Ils ont certes commis des erreurs, en enfreignant gravement les Lois Universelles, mais ils sont l'amour de nos cœurs.
Quiconque est mère ou père sait combien il est douloureux de voir un enfant s'engager sur la voie de la criminalité, souffrir et faire souffrir les autres, se perdre et ne pas savoir comment sortir des choix qu'il a faits.
Je suis ici depuis très longtemps et pendant tant d'années, j'ai demandé aux Frères Supérieurs d'aider mon fils.
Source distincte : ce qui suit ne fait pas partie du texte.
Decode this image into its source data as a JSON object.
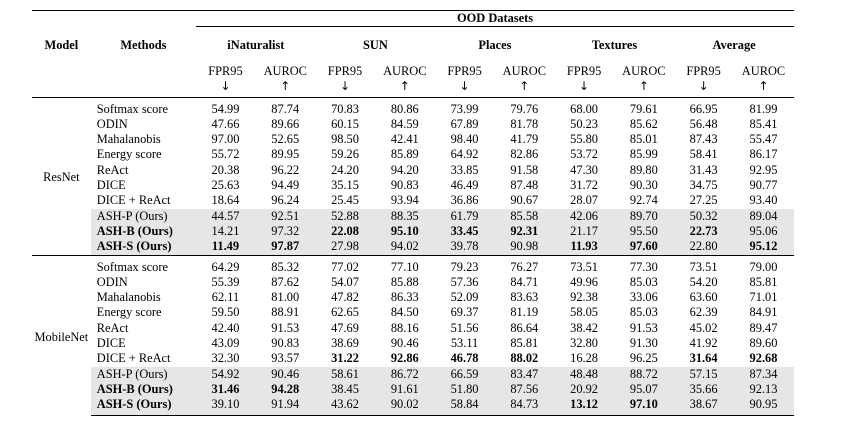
{
  "header": {
    "group_title": "OOD Datasets",
    "col_model": "Model",
    "col_methods": "Methods",
    "datasets": [
      "iNaturalist",
      "SUN",
      "Places",
      "Textures",
      "Average"
    ],
    "metrics": [
      "FPR95",
      "AUROC"
    ],
    "arrows": [
      "↓",
      "↑"
    ]
  },
  "groups": [
    {
      "model": "ResNet",
      "rows": [
        {
          "method": "Softmax score",
          "ours": false,
          "values": [
            "54.99",
            "87.74",
            "70.83",
            "80.86",
            "73.99",
            "79.76",
            "68.00",
            "79.61",
            "66.95",
            "81.99"
          ],
          "bold": []
        },
        {
          "method": "ODIN",
          "ours": false,
          "values": [
            "47.66",
            "89.66",
            "60.15",
            "84.59",
            "67.89",
            "81.78",
            "50.23",
            "85.62",
            "56.48",
            "85.41"
          ],
          "bold": []
        },
        {
          "method": "Mahalanobis",
          "ours": false,
          "values": [
            "97.00",
            "52.65",
            "98.50",
            "42.41",
            "98.40",
            "41.79",
            "55.80",
            "85.01",
            "87.43",
            "55.47"
          ],
          "bold": []
        },
        {
          "method": "Energy score",
          "ours": false,
          "values": [
            "55.72",
            "89.95",
            "59.26",
            "85.89",
            "64.92",
            "82.86",
            "53.72",
            "85.99",
            "58.41",
            "86.17"
          ],
          "bold": []
        },
        {
          "method": "ReAct",
          "ours": false,
          "values": [
            "20.38",
            "96.22",
            "24.20",
            "94.20",
            "33.85",
            "91.58",
            "47.30",
            "89.80",
            "31.43",
            "92.95"
          ],
          "bold": []
        },
        {
          "method": "DICE",
          "ours": false,
          "values": [
            "25.63",
            "94.49",
            "35.15",
            "90.83",
            "46.49",
            "87.48",
            "31.72",
            "90.30",
            "34.75",
            "90.77"
          ],
          "bold": []
        },
        {
          "method": "DICE + ReAct",
          "ours": false,
          "values": [
            "18.64",
            "96.24",
            "25.45",
            "93.94",
            "36.86",
            "90.67",
            "28.07",
            "92.74",
            "27.25",
            "93.40"
          ],
          "bold": []
        },
        {
          "method": "ASH-P (Ours)",
          "ours": true,
          "bold_method": false,
          "values": [
            "44.57",
            "92.51",
            "52.88",
            "88.35",
            "61.79",
            "85.58",
            "42.06",
            "89.70",
            "50.32",
            "89.04"
          ],
          "bold": []
        },
        {
          "method": "ASH-B (Ours)",
          "ours": true,
          "bold_method": true,
          "values": [
            "14.21",
            "97.32",
            "22.08",
            "95.10",
            "33.45",
            "92.31",
            "21.17",
            "95.50",
            "22.73",
            "95.06"
          ],
          "bold": [
            2,
            3,
            4,
            5,
            8
          ]
        },
        {
          "method": "ASH-S (Ours)",
          "ours": true,
          "bold_method": true,
          "values": [
            "11.49",
            "97.87",
            "27.98",
            "94.02",
            "39.78",
            "90.98",
            "11.93",
            "97.60",
            "22.80",
            "95.12"
          ],
          "bold": [
            0,
            1,
            6,
            7,
            9
          ]
        }
      ]
    },
    {
      "model": "MobileNet",
      "rows": [
        {
          "method": "Softmax score",
          "ours": false,
          "values": [
            "64.29",
            "85.32",
            "77.02",
            "77.10",
            "79.23",
            "76.27",
            "73.51",
            "77.30",
            "73.51",
            "79.00"
          ],
          "bold": []
        },
        {
          "method": "ODIN",
          "ours": false,
          "values": [
            "55.39",
            "87.62",
            "54.07",
            "85.88",
            "57.36",
            "84.71",
            "49.96",
            "85.03",
            "54.20",
            "85.81"
          ],
          "bold": []
        },
        {
          "method": "Mahalanobis",
          "ours": false,
          "values": [
            "62.11",
            "81.00",
            "47.82",
            "86.33",
            "52.09",
            "83.63",
            "92.38",
            "33.06",
            "63.60",
            "71.01"
          ],
          "bold": []
        },
        {
          "method": "Energy score",
          "ours": false,
          "values": [
            "59.50",
            "88.91",
            "62.65",
            "84.50",
            "69.37",
            "81.19",
            "58.05",
            "85.03",
            "62.39",
            "84.91"
          ],
          "bold": []
        },
        {
          "method": "ReAct",
          "ours": false,
          "values": [
            "42.40",
            "91.53",
            "47.69",
            "88.16",
            "51.56",
            "86.64",
            "38.42",
            "91.53",
            "45.02",
            "89.47"
          ],
          "bold": []
        },
        {
          "method": "DICE",
          "ours": false,
          "values": [
            "43.09",
            "90.83",
            "38.69",
            "90.46",
            "53.11",
            "85.81",
            "32.80",
            "91.30",
            "41.92",
            "89.60"
          ],
          "bold": []
        },
        {
          "method": "DICE + ReAct",
          "ours": false,
          "values": [
            "32.30",
            "93.57",
            "31.22",
            "92.86",
            "46.78",
            "88.02",
            "16.28",
            "96.25",
            "31.64",
            "92.68"
          ],
          "bold": [
            2,
            3,
            4,
            5,
            8,
            9
          ]
        },
        {
          "method": "ASH-P (Ours)",
          "ours": true,
          "bold_method": false,
          "values": [
            "54.92",
            "90.46",
            "58.61",
            "86.72",
            "66.59",
            "83.47",
            "48.48",
            "88.72",
            "57.15",
            "87.34"
          ],
          "bold": []
        },
        {
          "method": "ASH-B (Ours)",
          "ours": true,
          "bold_method": true,
          "values": [
            "31.46",
            "94.28",
            "38.45",
            "91.61",
            "51.80",
            "87.56",
            "20.92",
            "95.07",
            "35.66",
            "92.13"
          ],
          "bold": [
            0,
            1
          ]
        },
        {
          "method": "ASH-S (Ours)",
          "ours": true,
          "bold_method": true,
          "values": [
            "39.10",
            "91.94",
            "43.62",
            "90.02",
            "58.84",
            "84.73",
            "13.12",
            "97.10",
            "38.67",
            "90.95"
          ],
          "bold": [
            6,
            7
          ]
        }
      ]
    }
  ]
}
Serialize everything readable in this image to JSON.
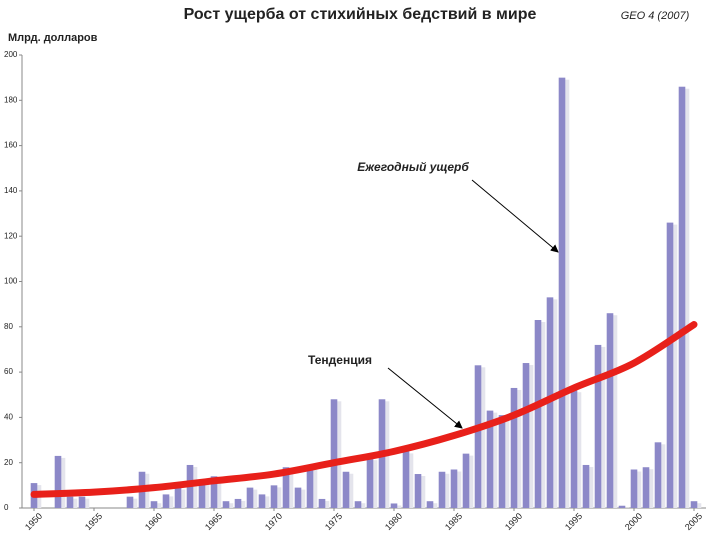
{
  "chart_data": {
    "type": "bar",
    "title": "Рост ущерба от стихийных бедствий в мире",
    "source": "GEO 4 (2007)",
    "y_label": "Млрд. долларов",
    "x": [
      1950,
      1951,
      1952,
      1953,
      1954,
      1955,
      1956,
      1957,
      1958,
      1959,
      1960,
      1961,
      1962,
      1963,
      1964,
      1965,
      1966,
      1967,
      1968,
      1969,
      1970,
      1971,
      1972,
      1973,
      1974,
      1975,
      1976,
      1977,
      1978,
      1979,
      1980,
      1981,
      1982,
      1983,
      1984,
      1985,
      1986,
      1987,
      1988,
      1989,
      1990,
      1991,
      1992,
      1993,
      1994,
      1995,
      1996,
      1997,
      1998,
      1999,
      2000,
      2001,
      2002,
      2003,
      2004,
      2005
    ],
    "series": [
      {
        "name": "Ежегодный ущерб",
        "color": "#8c88c8",
        "values": [
          11,
          0,
          23,
          5,
          5,
          0,
          0,
          0,
          5,
          16,
          3,
          6,
          9,
          19,
          12,
          14,
          3,
          4,
          9,
          6,
          10,
          18,
          9,
          18,
          4,
          48,
          16,
          3,
          22,
          48,
          2,
          25,
          15,
          3,
          16,
          17,
          24,
          63,
          43,
          41,
          53,
          64,
          83,
          93,
          190,
          52,
          19,
          72,
          86,
          1,
          17,
          18,
          29,
          126,
          186,
          3
        ]
      },
      {
        "name": "Тенденция",
        "color": "#e8201a",
        "x": [
          1950,
          1955,
          1960,
          1965,
          1970,
          1975,
          1980,
          1985,
          1990,
          1995,
          2000,
          2005
        ],
        "values": [
          6,
          7,
          9,
          12,
          15,
          20,
          25,
          32,
          41,
          53,
          64,
          81
        ]
      }
    ],
    "xlim": [
      1949,
      2006
    ],
    "xticks": [
      1950,
      1955,
      1960,
      1965,
      1970,
      1975,
      1980,
      1985,
      1990,
      1995,
      2000,
      2005
    ],
    "ylim": [
      0,
      200
    ],
    "yticks": [
      0,
      20,
      40,
      60,
      80,
      100,
      120,
      140,
      160,
      180,
      200
    ]
  }
}
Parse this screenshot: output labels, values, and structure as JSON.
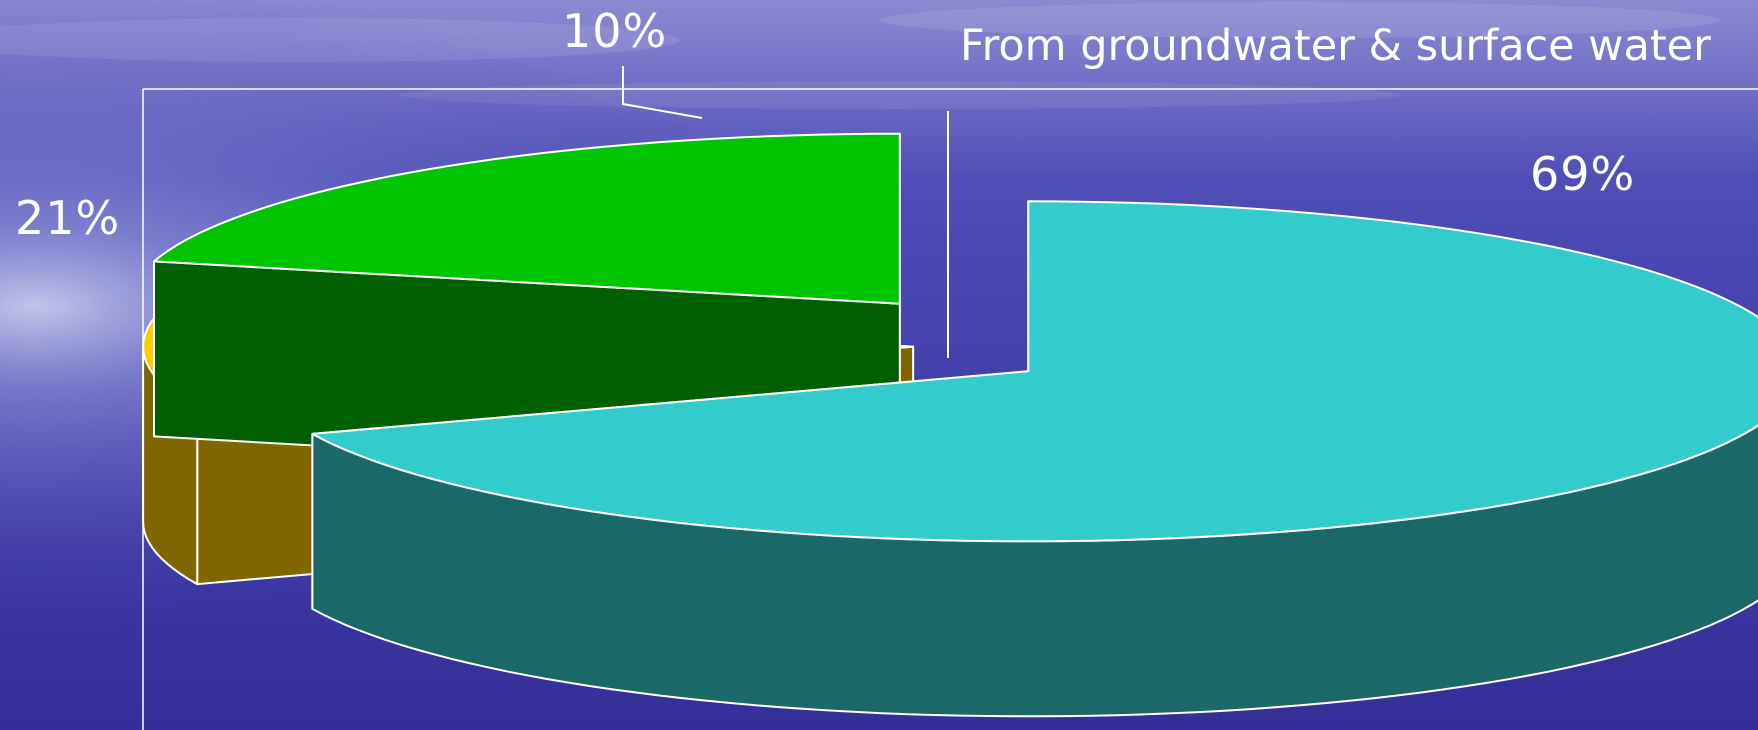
{
  "chart_data": {
    "type": "pie",
    "style": "3d-exploded",
    "title": "From groundwater & surface water",
    "slices": [
      {
        "value": 69,
        "label": "69%",
        "color": "#33CCCC",
        "side_color": "#1B6868"
      },
      {
        "value": 21,
        "label": "21%",
        "color": "#00C400",
        "side_color": "#005F00"
      },
      {
        "value": 10,
        "label": "10%",
        "color": "#FFCC00",
        "side_color": "#806600"
      }
    ],
    "background_color": "#3A35A0"
  }
}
Je demandais et je priais ; et le Frère disait toujours : « Patience, ma sœur, le moment où il sera libéré viendra. Ayez foi en Dieu ; votre fils n'est pas seul dans sa souffrance, beaucoup veillent sur lui.
Aujourd'hui, j'ai eu la grâce et l'immense joie de pouvoir le regarder. En raison de l'énergie négative qui l'entourait, je n'ai pas été autorisée à m'approcher, mais je sais que ce jour viendra et que je pourrai le serrer dans mes bras.
J'ai foi en Dieu et en son rétablissement.
Je demande à la Sainte Vierge de veiller sur vous tous, anges de bonté, et d'apporter la paix à nos frères qui sont encore en captivité.
Paix et lumière.
Mères de Carandiru
GESH - 24/11/2012 - Parc de la Jeunesse - São Paulo, SP - Brésil
Note ¹ - « cellules invisibles » - Dans le plan astral.